The Future of the Hybrid Fleet

The ocean remains one of the least understood places on the planet, despite being central to climate regulation, global food security, biodiversity, maritime safety, and national resilience. Only about a quarter of the seafloor has been mapped with the resolution required for modern scientific and operational needs. As environmental pressures intensify and geopolitical interest in the ocean expands, our ability to observe, monitor, and understand the ocean must advance at the same pace. The Woods Hole Oceanographic Institution’s (WHOI) mission to provide rigorous, independent, and fact-based science needs the right technology to be able to access the ocean.

WHOI and its partners are advancing this work every day through a suite of technologies that allow us to explore regions where humans cannot safely or efficiently go.
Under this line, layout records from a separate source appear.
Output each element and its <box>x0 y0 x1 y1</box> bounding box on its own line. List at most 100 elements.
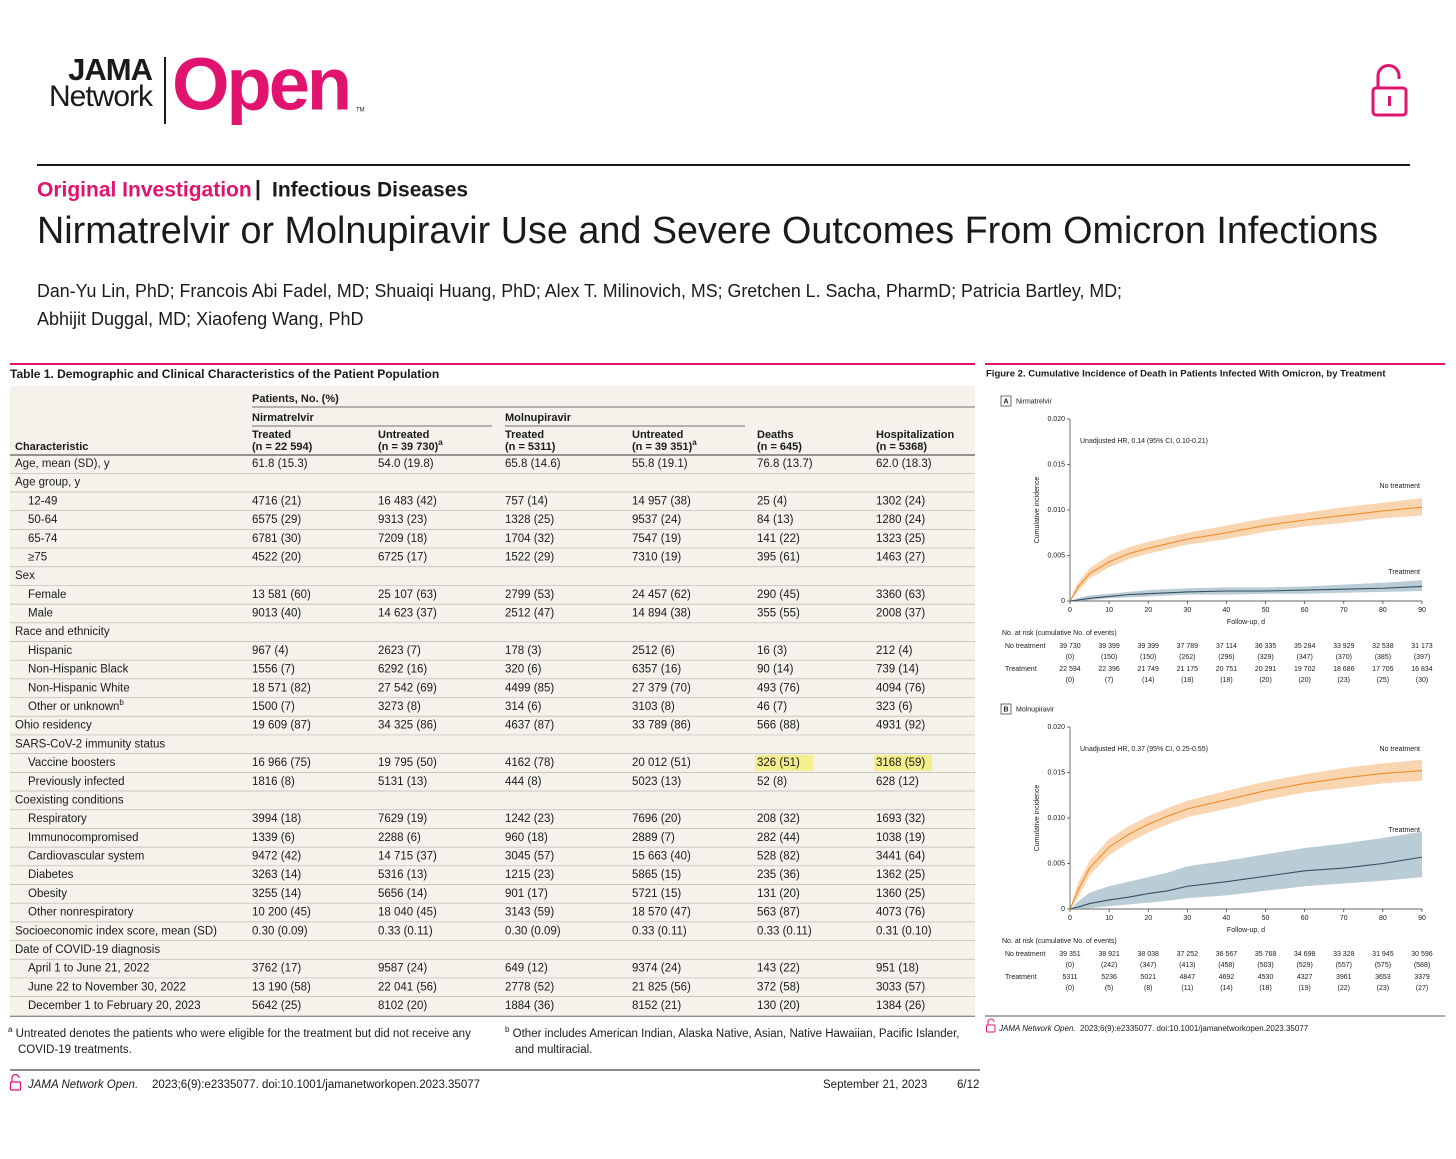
row-label: Race and ethnicity <box>15 626 110 638</box>
at-risk-count: 34 698 <box>1294 951 1316 958</box>
table-cell: 5023 (13) <box>632 776 681 788</box>
x-tick-label: 70 <box>1340 607 1348 614</box>
column-header: Treated <box>505 429 544 441</box>
lock-icon[interactable] <box>1371 64 1408 117</box>
table-cell: 13 190 (58) <box>252 981 311 993</box>
table-cell: 21 825 (56) <box>632 981 691 993</box>
y-tick-label: 0.015 <box>1047 769 1065 776</box>
table-cell: 0.33 (0.11) <box>757 925 812 937</box>
at-risk-count: 4530 <box>1258 974 1274 981</box>
table-cell: 76.8 (13.7) <box>757 458 813 470</box>
at-risk-count: 33 929 <box>1333 643 1355 650</box>
at-risk-events: (0) <box>1066 677 1075 684</box>
table-cell: 355 (55) <box>757 608 800 620</box>
table-cell: 326 (51) <box>757 757 800 769</box>
table-cell: 20 012 (51) <box>632 757 691 769</box>
at-risk-count: 36 335 <box>1255 643 1277 650</box>
column-header: Untreated <box>632 429 683 441</box>
y-tick-label: 0.015 <box>1047 461 1065 468</box>
column-n: (n = 22 594) <box>252 441 313 453</box>
table-cell: 444 (8) <box>505 776 542 788</box>
x-axis-label: Follow-up, d <box>1227 619 1265 626</box>
table-cell: 1323 (25) <box>876 533 925 545</box>
at-risk-count: 39 730 <box>1059 643 1081 650</box>
table-cell: 4716 (21) <box>252 495 301 507</box>
table-cell: 14 894 (38) <box>632 608 691 620</box>
panel-title: Molnupiravir <box>1016 706 1055 713</box>
highlight <box>874 755 932 772</box>
footer-journal: JAMA Network Open. <box>27 1079 138 1091</box>
column-header: Treated <box>252 429 291 441</box>
x-tick-label: 70 <box>1340 915 1348 922</box>
table-cell: 6781 (30) <box>252 533 301 545</box>
series-label: No treatment <box>1380 746 1421 753</box>
table-cell: 18 571 (82) <box>252 682 311 694</box>
footer-page: 6/12 <box>957 1079 979 1091</box>
table-cell: 8152 (21) <box>632 1000 681 1012</box>
table-cell: 14 623 (37) <box>378 608 437 620</box>
table-cell: 395 (61) <box>757 551 800 563</box>
x-tick-label: 50 <box>1262 915 1270 922</box>
table-cell: 33 789 (86) <box>632 720 691 732</box>
x-tick-label: 90 <box>1418 915 1426 922</box>
panel-badge <box>1000 395 1012 407</box>
article-subject: Infectious Diseases <box>272 179 468 202</box>
at-risk-events: (23) <box>1338 677 1350 684</box>
column-n: (n = 645) <box>757 441 802 453</box>
table-cell: 5656 (14) <box>378 888 427 900</box>
table-cell: 1038 (19) <box>876 832 925 844</box>
at-risk-events: (503) <box>1257 962 1273 969</box>
at-risk-count: 5021 <box>1140 974 1156 981</box>
table-cell: 7547 (19) <box>632 533 681 545</box>
table-cell: 25 (4) <box>757 495 787 507</box>
table-cell: 130 (20) <box>757 1000 800 1012</box>
table-cell: 54.0 (19.8) <box>378 458 434 470</box>
x-tick-label: 60 <box>1301 915 1309 922</box>
row-label: April 1 to June 21, 2022 <box>28 963 149 975</box>
x-tick-label: 80 <box>1379 915 1387 922</box>
table-cell: 1816 (8) <box>252 776 295 788</box>
row-label: Coexisting conditions <box>15 794 124 806</box>
table-cell: 3441 (64) <box>876 851 925 863</box>
at-risk-count: 22 396 <box>1098 666 1120 673</box>
column-header: Hospitalization <box>876 429 955 441</box>
table-cell: 235 (36) <box>757 869 800 881</box>
at-risk-events: (150) <box>1101 654 1117 661</box>
table-cell: 1522 (29) <box>505 551 554 563</box>
at-risk-count: 38 038 <box>1138 951 1160 958</box>
table-cell: 0.30 (0.09) <box>505 925 561 937</box>
x-tick-label: 80 <box>1379 607 1387 614</box>
table-cell: 16 966 (75) <box>252 757 311 769</box>
row-label: Age group, y <box>15 477 80 489</box>
table-cell: 9374 (24) <box>632 963 681 975</box>
at-risk-events: (0) <box>1066 985 1075 992</box>
table-cell: 372 (58) <box>757 981 800 993</box>
table-cell: 7629 (19) <box>378 813 427 825</box>
at-risk-events: (27) <box>1416 985 1428 992</box>
at-risk-count: 38 921 <box>1098 951 1120 958</box>
column-header: Deaths <box>757 429 794 441</box>
row-label: 65-74 <box>28 533 58 545</box>
table-cell: 1384 (26) <box>876 1000 925 1012</box>
at-risk-count: 4692 <box>1219 974 1235 981</box>
table-cell: 951 (18) <box>876 963 919 975</box>
x-tick-label: 90 <box>1418 607 1426 614</box>
row-label: 50-64 <box>28 514 58 526</box>
row-label: Immunocompromised <box>28 832 139 844</box>
incidence-line <box>1069 506 1423 602</box>
table-cell: 3360 (63) <box>876 589 925 601</box>
table-cell: 84 (13) <box>757 514 794 526</box>
at-risk-count: 37 114 <box>1216 643 1237 650</box>
at-risk-events: (529) <box>1296 962 1312 969</box>
footnote: b Other includes American Indian, Alaska… <box>505 1025 959 1056</box>
table-cell: 4162 (78) <box>505 757 554 769</box>
table-cell: 3255 (14) <box>252 888 301 900</box>
at-risk-count: 31 173 <box>1411 643 1433 650</box>
article-title: Nirmatrelvir or Molnupiravir Use and Sev… <box>37 210 1378 252</box>
at-risk-events: (397) <box>1414 654 1430 661</box>
authors-line: Dan-Yu Lin, PhD; Francois Abi Fadel, MD;… <box>37 281 1122 301</box>
at-risk-count: 37 789 <box>1177 643 1199 650</box>
table-cell: 4094 (76) <box>876 682 925 694</box>
at-risk-label: No treatment <box>1005 643 1046 650</box>
footnote-mark: a <box>438 438 443 447</box>
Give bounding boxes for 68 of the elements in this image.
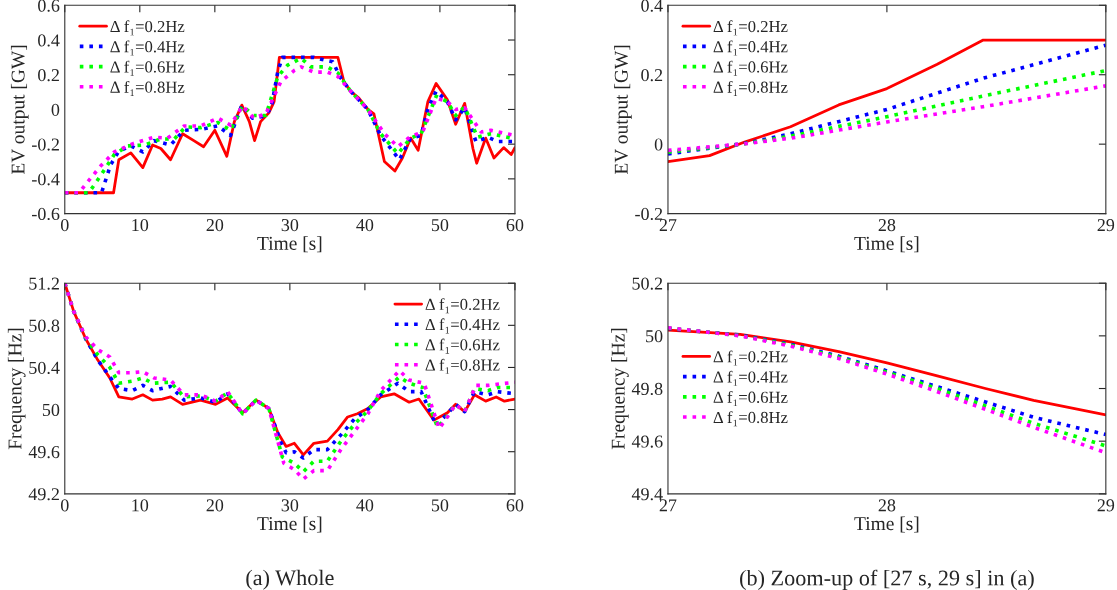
y-axis-title: EV output [GW] — [614, 45, 632, 175]
legend-label: Δ f₁=0.8Hz — [713, 80, 788, 96]
y-tick-label: -0.6 — [32, 207, 60, 221]
x-tick-label: 40 — [356, 218, 374, 232]
x-tick-label: 30 — [281, 499, 299, 512]
y-tick-label: 49.8 — [631, 382, 663, 396]
y-tick-label: 49.6 — [28, 446, 60, 459]
y-axis-title: Frequency [Hz] — [7, 328, 26, 450]
y-tick-label: 0.4 — [641, 0, 663, 12]
x-axis-title: Time [s] — [257, 236, 322, 253]
legend-label: Δ f₁=0.4Hz — [713, 370, 788, 386]
x-tick-label: 30 — [281, 218, 299, 232]
y-tick-label: 49.6 — [631, 435, 663, 448]
y-tick-label: 0.2 — [38, 68, 59, 82]
y-tick-label: 51.2 — [29, 277, 59, 290]
x-tick-label: 27 — [659, 219, 677, 231]
legend-label: Δ f₁=0.6Hz — [425, 338, 500, 354]
legend-label: Δ f₁=0.6Hz — [110, 60, 185, 76]
x-tick-label: 10 — [132, 499, 149, 512]
x-tick-label: 60 — [506, 499, 524, 512]
x-tick-label: 10 — [132, 218, 149, 232]
legend-label: Δ f₁=0.2Hz — [713, 20, 788, 36]
y-tick-label: 49.4 — [631, 488, 663, 501]
x-tick-label: 0 — [60, 499, 69, 512]
y-tick-label: 49.2 — [28, 488, 59, 501]
x-axis-title: Time [s] — [854, 236, 919, 253]
x-tick-label: 0 — [60, 218, 69, 232]
y-tick-label: 50.4 — [29, 361, 60, 374]
legend-label: Δ f₁=0.4Hz — [425, 318, 500, 334]
x-tick-label: 28 — [878, 499, 896, 512]
y-tick-label: 0.2 — [641, 68, 663, 82]
legend-label: Δ f₁=0.8Hz — [713, 411, 788, 427]
legend-label: Δ f₁=0.2Hz — [110, 20, 185, 36]
text: (b) Zoom-up of [27 s, 29 s] in (a) — [740, 569, 1034, 590]
legend-label: Δ f₁=0.4Hz — [713, 40, 788, 56]
x-tick-label: 40 — [356, 499, 374, 512]
legend-label: Δ f₁=0.2Hz — [713, 350, 788, 366]
text: (a) Whole — [246, 569, 334, 590]
y-axis-title: EV output [GW] — [10, 45, 29, 175]
y-tick-label: 0.6 — [38, 0, 60, 12]
y-tick-label: 0 — [654, 138, 663, 151]
y-tick-label: 50 — [646, 330, 663, 343]
legend-label: Δ f₁=0.8Hz — [425, 358, 500, 374]
y-axis-title: Frequency [Hz] — [611, 328, 629, 450]
x-tick-label: 20 — [206, 499, 224, 512]
x-axis-title: Time [s] — [257, 516, 322, 533]
y-tick-label: 50 — [42, 403, 60, 417]
x-tick-label: 50 — [431, 499, 449, 512]
y-tick-label: -0.2 — [635, 207, 663, 221]
x-tick-label: 20 — [206, 218, 224, 232]
y-tick-label: 50.2 — [632, 277, 663, 290]
x-tick-label: 60 — [506, 218, 524, 232]
y-tick-label: 50.8 — [29, 319, 60, 332]
legend-label: Δ f₁=0.2Hz — [425, 298, 500, 314]
legend-label: Δ f₁=0.4Hz — [110, 40, 185, 56]
x-tick-label: 50 — [431, 218, 449, 232]
x-axis-title: Time [s] — [854, 516, 919, 533]
y-tick-label: 0.4 — [38, 34, 60, 47]
y-tick-label: -0.4 — [32, 173, 60, 186]
x-tick-label: 28 — [878, 218, 896, 232]
legend-label: Δ f₁=0.6Hz — [713, 60, 788, 76]
x-tick-label: 27 — [659, 499, 677, 512]
legend-label: Δ f₁=0.6Hz — [713, 390, 788, 407]
y-tick-label: 0 — [51, 103, 60, 116]
x-tick-label: 29 — [1097, 499, 1115, 512]
y-tick-label: -0.2 — [32, 138, 59, 151]
x-tick-label: 29 — [1097, 219, 1115, 232]
legend-label: Δ f₁=0.8Hz — [110, 80, 185, 96]
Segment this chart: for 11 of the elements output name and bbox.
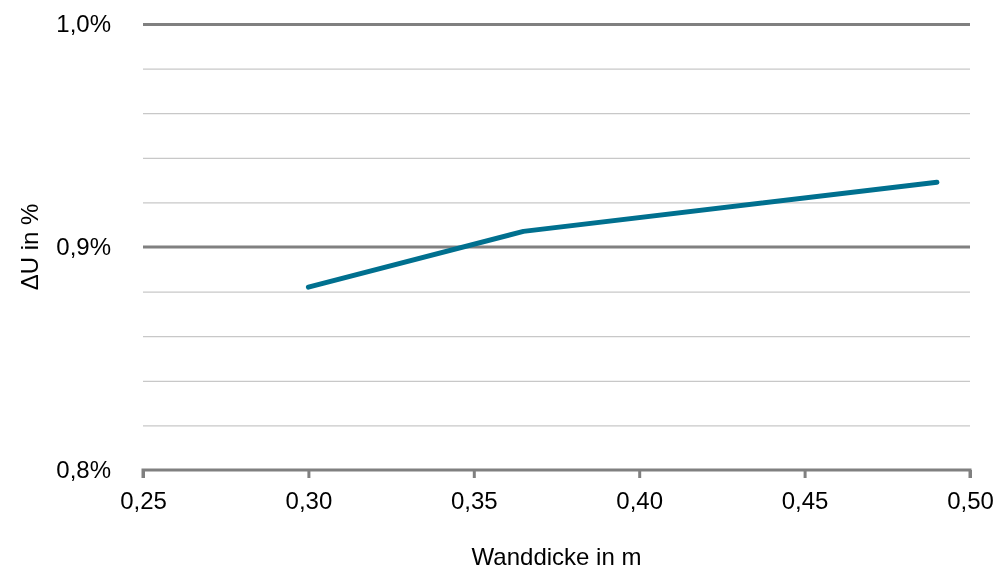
x-axis-title: Wanddicke in m: [471, 543, 642, 570]
x-tick-label: 0,30: [285, 487, 333, 515]
x-tick-label: 0,45: [781, 487, 829, 515]
y-axis-title: ΔU in %: [16, 203, 43, 291]
x-tick-label: 0,50: [947, 487, 994, 515]
x-tick-label: 0,35: [450, 487, 498, 515]
y-tick-label: 1,0%: [56, 10, 111, 38]
x-tick-label: 0,40: [616, 487, 664, 515]
x-tick-label: 0,25: [120, 487, 167, 515]
y-tick-label: 0,8%: [56, 456, 111, 484]
y-tick-label: 0,9%: [56, 233, 111, 261]
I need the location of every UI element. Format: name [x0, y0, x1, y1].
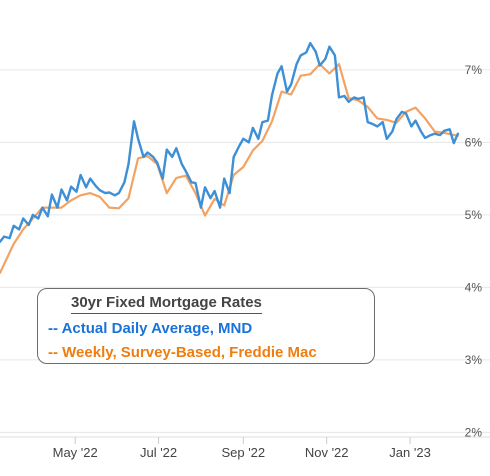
- x-tick-label: Nov '22: [305, 445, 349, 460]
- x-tick-label: Jul '22: [140, 445, 177, 460]
- x-tick-label: Sep '22: [221, 445, 265, 460]
- y-axis-ticks: 2% 3% 4% 5% 6% 7%: [465, 63, 483, 440]
- x-tick-label: May '22: [53, 445, 98, 460]
- y-tick-label: 4%: [465, 280, 483, 294]
- series-lines: [0, 41, 460, 274]
- x-axis-ticks: May '22 Jul '22 Sep '22 Nov '22 Jan '23: [53, 437, 431, 460]
- series-line-mnd-daily: [0, 41, 460, 243]
- y-tick-label: 6%: [465, 135, 483, 149]
- chart-title: 30yr Fixed Mortgage Rates: [71, 294, 262, 314]
- legend-item-freddie-mac: -- Weekly, Survey-Based, Freddie Mac: [48, 344, 317, 361]
- x-tick-label: Jan '23: [389, 445, 431, 460]
- y-tick-label: 7%: [465, 63, 483, 77]
- y-tick-label: 3%: [465, 353, 483, 367]
- y-tick-label: 5%: [465, 208, 483, 222]
- series-line-freddie-mac-weekly: [0, 62, 459, 274]
- y-tick-label: 2%: [465, 425, 483, 439]
- legend-box: 30yr Fixed Mortgage Rates -- Actual Dail…: [37, 288, 375, 364]
- legend-item-mnd: -- Actual Daily Average, MND: [48, 320, 253, 337]
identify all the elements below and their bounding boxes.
Even the simplest marine robots must perform reliably under crushing pressure, extreme cold, limited communications, and total darkness, conditions that demand engineering solutions. The ocean’s technical realities make clear that a transitional phase is needed: hybrid networks of crewed and uncrewed systems that cooperate at sea and help humans execute with confidence through the opaqueness.

NEW OPERATIONAL POSSIBILITIES

One recent example of this evolution is the US Navy-sponsored, WHOI-developed Yellow Moray, an advanced AUV designed for deployment directly from a submarine’s torpedo tube. Building on the proven REMUS 600 platform, known for long-range navigation and robust data-collection capabilities, Yellow Moray demonstrates how robotic systems can undertake missions that are too repetitive, hazardous, or time-intensive for human crews. AUVs like this introduce new operational possibilities, from surveying hard-to-reach seafloor features to conducting persistent monitoring that would otherwise require multiple vessels or long, risky crewed operations.

Science is already benefiting from similar hybrid approaches. In a recent WHOI survey in the Barents Sea, a deep-diving REMUS 6000 operated “over the horizon,” conducting a sequence of missions far from the host ship while the science party met independent and unrelated objectives. The AUV’s ability to explore alternate target areas that would have been inaccessible within the ship’s schedule allowed researchers to gather critical data that would otherwise have been missed or required a doubling of scarce and expensive ship time to collect.

These case-by-case combinations of human-directed and autonomous systems offer clear advantages. They extend the range and endurance of traditional platforms, multiply the scientific value of each expedition, and reduce risk while increasing access to remote environments.

INTERCONNECTED NETWORKS

As robotic networks become more capable and more interconnected, a full shift toward distributed, multi-node ocean systems will eventually come. But that future depends on today’s hybrid fleet, each new pairing of vehicles, sensors, and platforms creating the technical foundation that policymakers will ultimately rely on to understand climate tipping points, manage shared marine resources, and ensure ocean security.

These examples make clear that hybrid fleets are not a theoretical future; they are an emerging operational necessity. Investment in advanced ocean technologies and prioritizing ocean observing infrastructure must continue to understand and protect the ocean in the decades ahead. The ocean shapes our future, but we cannot manage what we cannot observe and measure.